Oleh: Andi Nur Muthahhirin AZ (Mahasiswa Fakultas Hukum Universitas Hasanuddin)
“Mereka berebut kuasa, mereka menenteng senjata, mereka menembak rakyat, tetapi kemudian bersembunyi dibalik ketek kekuasaan. Apakah kita biarkan orang-orang pengecut itu tetap gagah? Saya kira tidak, mereka gagah untuk gagal, mereka hanya ada di baju tetapi dalam tubuh mereka adalah suatu kehinaan, sesuatu yang tidak bertanggung jawab, yang mereka akan bayar sampai di manapun.”
Narasi tersebut merupakan seruan lantang dari Munir Said Thalib, seorang aktivis hak asasi manusia Indonesia, yang mengecam aparatur negara yang semestinya menjadi garda terdepan dalam menjaga dan mengayomi masyarakat, tetapi dalam realitas justru menindas rakyat yang memperjuangkan hak-haknya.

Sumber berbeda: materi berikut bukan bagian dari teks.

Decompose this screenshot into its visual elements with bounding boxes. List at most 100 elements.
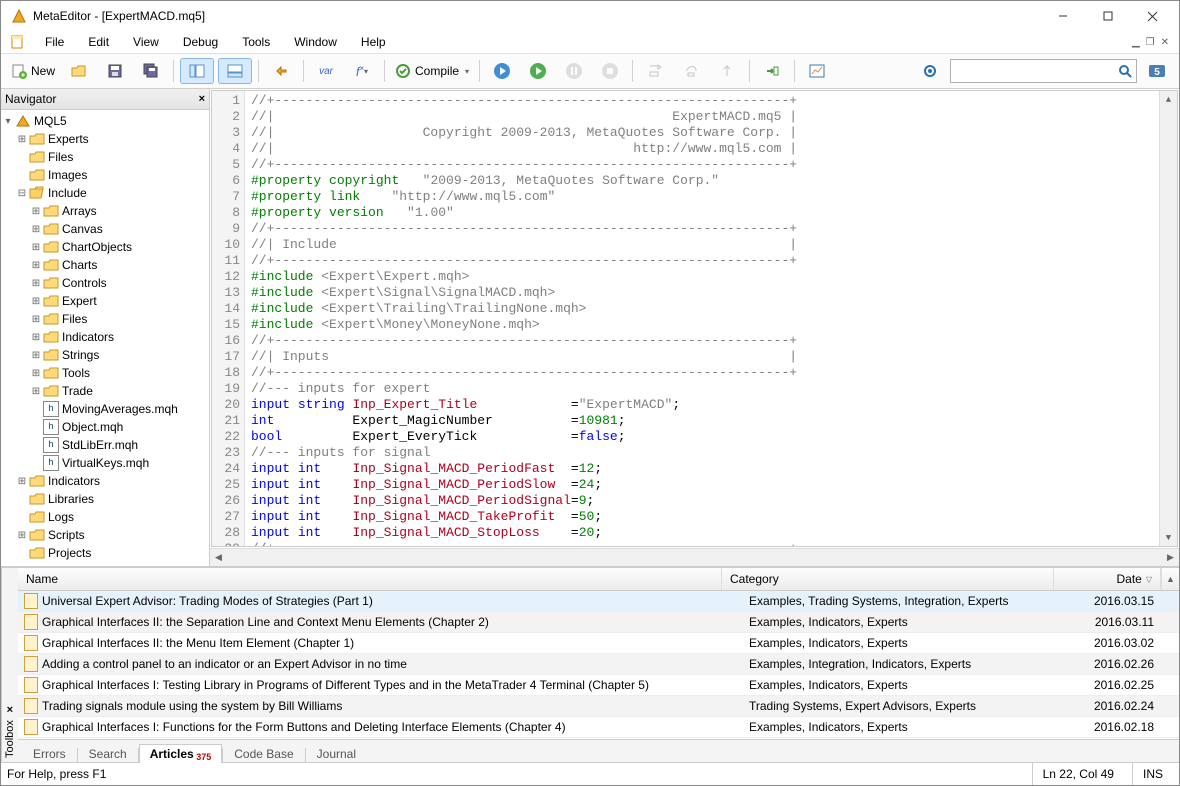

Kritiknya mencerminkan realitas kelam ketidakadilan, di mana impunitas terus mengakar, sementara keadilan menjadi sesuatu yang harus diperjuangkan dengan pengorbanan besar.
Sejak awal mencuatnya polemik hingga hari ini, masyarakat dihadapkan pada realitas yang tidak pernah diidamkan, yakni lahirnya regulasi yang berpotensi mengikat setiap individu secara represif. Disahkannya Rancangan Undang-Undang Tentara Nasional Indonesia (RUU TNI) menjadi titik balik yang menimbulkan kekhawatiran mendalam terhadap masa depan demokrasi di Indonesia. Substansi regulasi ini memungkinkan prajurit aktif TNI untuk menduduki jabatan pemerintahan sipil, serta memperoleh kewenangan di ranah digital tanpa adanya patokan yang jelas. Implikasi dari ketidakjelasan aturan ini membuka celah bagi penyalahgunaan kekuasaan, menciptakan ruang bagi otoritarianisme yang dapat menggerus hak asasi manusia dan membungkam kritik publik.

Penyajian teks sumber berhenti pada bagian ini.